Prof. Dr. Jürgen Singer, Universität Leipzig, schreibt der Redaktion:

"Die Risiken werden aus den Bankbilanzen durch die intelligenten Instrumente und das ausgefeilte Risikomanagement, abgesichert durch Stresstests, auf , stärkere Schultern' verlagert, die solche Risiken besser tragen können. Das war ein wichtiges Argument im Risikomanagement der letzten Jahre. Was sich nett und plau sibel anhört, ist in Wirklichkeit falsch. Nicht die stärksten Schultern tragen die größten Risiken, diese Aufgabe fällt wie so oft den dümmsten Schultern zu.

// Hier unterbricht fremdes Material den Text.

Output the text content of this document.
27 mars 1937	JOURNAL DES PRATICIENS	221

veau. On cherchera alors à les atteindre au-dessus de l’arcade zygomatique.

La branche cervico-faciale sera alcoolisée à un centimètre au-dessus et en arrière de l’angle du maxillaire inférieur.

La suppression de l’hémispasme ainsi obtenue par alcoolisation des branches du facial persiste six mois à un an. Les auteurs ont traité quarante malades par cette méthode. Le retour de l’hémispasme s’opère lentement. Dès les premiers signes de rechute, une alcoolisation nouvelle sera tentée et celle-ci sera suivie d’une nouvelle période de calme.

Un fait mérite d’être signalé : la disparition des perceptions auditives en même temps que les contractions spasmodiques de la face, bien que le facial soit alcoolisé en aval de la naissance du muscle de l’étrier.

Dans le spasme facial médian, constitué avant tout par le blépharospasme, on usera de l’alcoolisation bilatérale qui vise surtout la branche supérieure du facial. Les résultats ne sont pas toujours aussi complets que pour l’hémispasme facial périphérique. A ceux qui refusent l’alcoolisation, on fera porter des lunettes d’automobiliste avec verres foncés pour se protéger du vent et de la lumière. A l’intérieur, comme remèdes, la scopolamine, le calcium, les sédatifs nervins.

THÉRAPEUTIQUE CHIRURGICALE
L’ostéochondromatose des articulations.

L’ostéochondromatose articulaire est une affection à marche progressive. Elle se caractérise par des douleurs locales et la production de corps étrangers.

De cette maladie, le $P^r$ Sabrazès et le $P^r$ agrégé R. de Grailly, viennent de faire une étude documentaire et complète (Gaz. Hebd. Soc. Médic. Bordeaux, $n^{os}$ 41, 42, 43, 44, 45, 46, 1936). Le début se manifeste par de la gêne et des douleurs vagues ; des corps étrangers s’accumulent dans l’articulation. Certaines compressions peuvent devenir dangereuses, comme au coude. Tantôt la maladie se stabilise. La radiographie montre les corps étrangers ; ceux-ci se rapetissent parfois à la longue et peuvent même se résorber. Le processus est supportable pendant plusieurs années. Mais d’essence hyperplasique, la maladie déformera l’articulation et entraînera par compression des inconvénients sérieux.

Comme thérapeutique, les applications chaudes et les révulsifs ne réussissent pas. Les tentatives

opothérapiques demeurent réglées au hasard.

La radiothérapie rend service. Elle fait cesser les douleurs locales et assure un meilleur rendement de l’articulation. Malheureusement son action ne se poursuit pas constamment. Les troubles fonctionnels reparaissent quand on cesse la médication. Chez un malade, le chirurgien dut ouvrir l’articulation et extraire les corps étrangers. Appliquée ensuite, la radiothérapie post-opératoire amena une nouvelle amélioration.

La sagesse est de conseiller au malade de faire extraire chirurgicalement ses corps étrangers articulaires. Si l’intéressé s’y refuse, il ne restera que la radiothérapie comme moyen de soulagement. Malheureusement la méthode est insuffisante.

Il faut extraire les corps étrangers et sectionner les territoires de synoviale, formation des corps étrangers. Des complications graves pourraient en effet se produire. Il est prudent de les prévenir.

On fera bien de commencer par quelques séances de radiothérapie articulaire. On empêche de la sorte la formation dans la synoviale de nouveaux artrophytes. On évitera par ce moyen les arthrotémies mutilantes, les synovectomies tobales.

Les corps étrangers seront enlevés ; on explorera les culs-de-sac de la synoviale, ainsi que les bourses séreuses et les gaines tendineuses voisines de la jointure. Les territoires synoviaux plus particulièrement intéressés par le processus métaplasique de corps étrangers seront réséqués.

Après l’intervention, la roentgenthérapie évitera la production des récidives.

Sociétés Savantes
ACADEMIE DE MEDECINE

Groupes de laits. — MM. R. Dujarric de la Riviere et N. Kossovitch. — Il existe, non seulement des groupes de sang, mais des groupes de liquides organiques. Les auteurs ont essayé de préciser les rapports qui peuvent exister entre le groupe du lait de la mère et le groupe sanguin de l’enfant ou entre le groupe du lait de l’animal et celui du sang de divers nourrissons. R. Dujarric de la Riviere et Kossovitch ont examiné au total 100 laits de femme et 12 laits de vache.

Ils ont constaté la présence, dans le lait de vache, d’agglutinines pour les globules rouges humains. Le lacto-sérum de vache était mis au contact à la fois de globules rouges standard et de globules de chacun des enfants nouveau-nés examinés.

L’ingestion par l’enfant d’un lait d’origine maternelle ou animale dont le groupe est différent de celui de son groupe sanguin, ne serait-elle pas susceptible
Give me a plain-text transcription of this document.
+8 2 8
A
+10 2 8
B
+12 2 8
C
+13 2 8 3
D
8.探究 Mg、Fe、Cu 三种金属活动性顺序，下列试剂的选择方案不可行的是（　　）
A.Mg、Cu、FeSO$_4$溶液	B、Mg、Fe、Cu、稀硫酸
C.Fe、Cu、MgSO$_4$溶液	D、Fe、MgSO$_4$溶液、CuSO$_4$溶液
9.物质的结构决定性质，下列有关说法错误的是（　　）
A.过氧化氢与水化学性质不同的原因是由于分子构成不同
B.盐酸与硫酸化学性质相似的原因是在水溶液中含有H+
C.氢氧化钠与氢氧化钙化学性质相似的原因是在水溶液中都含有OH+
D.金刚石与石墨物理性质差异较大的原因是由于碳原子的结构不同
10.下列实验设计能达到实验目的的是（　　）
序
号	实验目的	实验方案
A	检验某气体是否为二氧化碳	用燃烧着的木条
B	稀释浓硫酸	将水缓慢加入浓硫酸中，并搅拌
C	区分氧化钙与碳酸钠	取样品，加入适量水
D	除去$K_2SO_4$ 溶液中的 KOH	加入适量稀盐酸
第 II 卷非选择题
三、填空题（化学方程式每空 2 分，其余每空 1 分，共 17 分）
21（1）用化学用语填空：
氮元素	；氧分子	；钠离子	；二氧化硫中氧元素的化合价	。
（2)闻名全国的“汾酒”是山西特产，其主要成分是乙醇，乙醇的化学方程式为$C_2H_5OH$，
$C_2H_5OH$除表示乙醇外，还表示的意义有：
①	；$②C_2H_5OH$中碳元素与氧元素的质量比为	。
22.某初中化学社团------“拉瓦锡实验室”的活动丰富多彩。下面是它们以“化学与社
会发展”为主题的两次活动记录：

Betrachtet man rückblickend den Absatz von Aktienanleihen in 1999/2000, die Börsengänge von , Business Plänen' am Neuen Markt, den Vertrieb von schwer verständlichen und überflüssigen, hochkomplexen Zins- und Währungsderivaten an Kommunen oder Mittelständler und jetzt den in den letzten Jahren erfolgten Verkauf von US-Subprime- Krediten entsteht zwangsläufig der Eindruck: Die Dümmsten haben wieder ein Päckchen zu tragen - diesmal sind es aber weniger Privatkunden und stattdessen in erster Linie (deutsche?) Kreditinstitute.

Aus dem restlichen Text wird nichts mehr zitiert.